Riding An E-Bike Built Like A GoKart Is As Fun As It Sounds

Riding An E-Bike Built Like A GoKart Is As Fun As It Sounds

What if you could enjoy the benefits of a bike and the benefits of a car at the same time? Sojourn Labs, a Toronto-based startup, is prototyping a new kind of vehicle built to bridge the gap between bikes and cars, aiming for that happy medium of convenience and safety. The basic idea: a hybrid combining the exercise and eco-friendliness of a bike with the comfort, storage and safety of a car. Fair enough. I had to test it out.

For people living in cities like Amsterdam and Copenhagen, biking is often a more logical commuting choice than driving, even in cold weather. Most North American cities remain firmly entrenched in car culture, though, which means streets are set up for sedans, not cycles. Most people who bike in urban areas have a close call story in their back pocket (mine involves a rainy Saturday, a streetcar track, and a BMW). And most of us keep our bikes locked up during the coldest months. This kind of vehicle looks a bit like a recumbent bike, but it is wider and more protected than a bike, and the windshield protects against biting cold (they’re also planning to add other insulation on the next model). It’s electric, and runs on a battery.

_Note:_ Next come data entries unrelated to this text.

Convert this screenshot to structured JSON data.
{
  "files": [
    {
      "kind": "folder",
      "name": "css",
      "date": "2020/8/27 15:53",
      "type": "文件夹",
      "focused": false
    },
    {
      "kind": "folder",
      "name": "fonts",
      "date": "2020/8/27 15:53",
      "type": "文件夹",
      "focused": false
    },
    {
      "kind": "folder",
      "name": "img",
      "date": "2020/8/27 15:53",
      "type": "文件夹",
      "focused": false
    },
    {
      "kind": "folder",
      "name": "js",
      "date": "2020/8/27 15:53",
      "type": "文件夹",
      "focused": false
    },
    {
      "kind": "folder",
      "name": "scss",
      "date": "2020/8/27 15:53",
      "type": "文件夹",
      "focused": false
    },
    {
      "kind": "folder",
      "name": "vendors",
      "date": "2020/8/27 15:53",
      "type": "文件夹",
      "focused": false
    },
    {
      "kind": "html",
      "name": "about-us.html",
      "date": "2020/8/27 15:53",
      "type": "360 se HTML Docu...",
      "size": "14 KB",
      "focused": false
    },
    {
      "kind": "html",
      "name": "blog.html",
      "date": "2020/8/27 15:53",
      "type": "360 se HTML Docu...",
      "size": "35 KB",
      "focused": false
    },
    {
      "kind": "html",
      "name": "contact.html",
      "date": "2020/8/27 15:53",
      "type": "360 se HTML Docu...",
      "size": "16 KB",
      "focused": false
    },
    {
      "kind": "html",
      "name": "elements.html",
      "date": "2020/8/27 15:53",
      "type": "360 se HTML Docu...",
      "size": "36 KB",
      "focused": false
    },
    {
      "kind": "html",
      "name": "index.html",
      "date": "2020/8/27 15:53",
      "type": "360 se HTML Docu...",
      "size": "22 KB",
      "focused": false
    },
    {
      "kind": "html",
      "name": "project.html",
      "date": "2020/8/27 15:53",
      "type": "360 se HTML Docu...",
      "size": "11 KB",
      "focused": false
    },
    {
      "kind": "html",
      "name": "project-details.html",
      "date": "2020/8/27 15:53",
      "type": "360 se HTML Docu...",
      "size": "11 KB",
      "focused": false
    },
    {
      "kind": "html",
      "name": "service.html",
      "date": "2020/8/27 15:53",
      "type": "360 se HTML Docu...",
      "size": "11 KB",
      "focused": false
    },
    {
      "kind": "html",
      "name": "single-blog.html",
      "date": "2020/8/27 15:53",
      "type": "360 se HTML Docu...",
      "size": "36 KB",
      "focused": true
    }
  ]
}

Their current model is classified as an e-bike, so it only reaches speeds around 20 mph (that’s plenty fast for commuting on city streets). But with storage space, a proper block against the wind, and software that helps you determine how much effort you need to put into pedalling, their vision is more in line with a true hybrid between a compact car and an e-bike than your standard e-bike. There’s also the possibility of going faster, but the team wanted to keep it classified as an e-bike so that people wouldn’t need a licence to ride it.

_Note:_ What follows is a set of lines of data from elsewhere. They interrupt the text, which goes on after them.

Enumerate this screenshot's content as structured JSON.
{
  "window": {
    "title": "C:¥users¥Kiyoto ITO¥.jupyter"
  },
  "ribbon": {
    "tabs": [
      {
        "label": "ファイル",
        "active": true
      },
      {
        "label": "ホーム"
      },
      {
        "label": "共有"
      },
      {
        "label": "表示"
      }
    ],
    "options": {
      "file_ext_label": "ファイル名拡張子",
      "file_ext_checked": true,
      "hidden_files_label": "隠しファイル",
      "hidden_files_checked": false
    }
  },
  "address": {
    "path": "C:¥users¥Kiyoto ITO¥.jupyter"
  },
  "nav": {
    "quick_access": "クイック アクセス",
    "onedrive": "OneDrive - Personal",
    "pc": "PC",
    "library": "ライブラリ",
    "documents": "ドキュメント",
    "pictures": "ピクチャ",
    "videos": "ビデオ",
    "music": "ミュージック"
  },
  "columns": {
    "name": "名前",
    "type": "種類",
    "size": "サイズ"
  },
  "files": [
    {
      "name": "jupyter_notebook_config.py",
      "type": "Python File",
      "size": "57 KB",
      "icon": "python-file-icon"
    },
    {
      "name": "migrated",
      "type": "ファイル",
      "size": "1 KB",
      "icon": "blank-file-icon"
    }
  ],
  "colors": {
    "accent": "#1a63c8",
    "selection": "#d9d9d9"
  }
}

The Sojourn Labs bike is a prototype, and it had plenty of kinks to work out. I rode it on a day with a fierce cold snap and the battery died a few times (it was easy to restart, but still, it is supposed to be designed to survive cold weather). The brake was aluminium, and I hadn’t worn gloves; my fingers were freezing.

They have a lot of work to do to take get their vehicle ready for commercial sale, but the idea is solid. We need more commuting options beyond cars, and this little thing is sturdier (and way more comfortable on your butt) than a road bike.

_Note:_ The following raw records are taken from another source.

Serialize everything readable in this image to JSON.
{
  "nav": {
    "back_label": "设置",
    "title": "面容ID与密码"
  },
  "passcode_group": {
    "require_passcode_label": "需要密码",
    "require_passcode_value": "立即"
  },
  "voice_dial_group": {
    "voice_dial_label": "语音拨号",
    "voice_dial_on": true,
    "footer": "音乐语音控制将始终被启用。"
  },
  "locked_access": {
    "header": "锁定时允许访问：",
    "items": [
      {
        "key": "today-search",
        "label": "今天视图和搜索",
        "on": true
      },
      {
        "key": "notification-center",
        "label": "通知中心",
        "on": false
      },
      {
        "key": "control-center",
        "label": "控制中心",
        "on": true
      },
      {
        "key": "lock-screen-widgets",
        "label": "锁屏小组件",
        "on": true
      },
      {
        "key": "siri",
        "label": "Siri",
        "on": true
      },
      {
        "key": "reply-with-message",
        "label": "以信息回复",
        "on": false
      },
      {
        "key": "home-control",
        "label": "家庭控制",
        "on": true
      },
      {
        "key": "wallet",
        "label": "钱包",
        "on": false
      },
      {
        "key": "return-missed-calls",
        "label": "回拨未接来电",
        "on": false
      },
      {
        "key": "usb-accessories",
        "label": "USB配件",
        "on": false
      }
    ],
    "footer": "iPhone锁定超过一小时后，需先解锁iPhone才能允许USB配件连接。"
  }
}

I had a great time on my test-drive, chilly hands and all:

Here’s some GoPro footage I took as well, it actually was exactly as windy as it sounded that day:

Now, Sojourn Labs isn’t the only group working on a car-bike hybrid. There’s VeloMetro’s VeloCar, and Organic Transit’s ELF car is already on the market, and can go up to 30 mph on electricity alone, and 30 mph with electricity and pedalling combined (it also has solar panels for added power, something Sojourn is planning to add to their next prototype).

This hybrid bike-car idea that Sojourn Labs and other groups are pushing isn’t new. In the 1930s and 1940s, velocars enjoyed a brief period of popularity in France, when petroleum was limited during wartime. The stripped-down rides got usurped by regular ole cars, but with gas prices still high, even though there’s no ration, the concept is smart.

These companies are all angling towards the same idea because the current commuting system sucks, and adding a stopgap between a bike and car is something they think people will want. I was surprised by how much more comfortable the Sojourn prototype was than a bike, even with all the prototype evidence (wires, wires everywhere) sticking out; they have a good (albeit barebones) vehicle in the works.

The biggest problem with hybrids like these taking off is that our cities are still built for cars, and putting these in the flow of traffic (even though they can reach speeds approaching the limit) is likely to freak out car drivers, and even though they’re sturdier than bikes, it will still be difficult for riders to feel safe driving alongside SUVs. We need cities to plan for alternative modes of transit. This is already happening in Europe, but North America needs to step it up.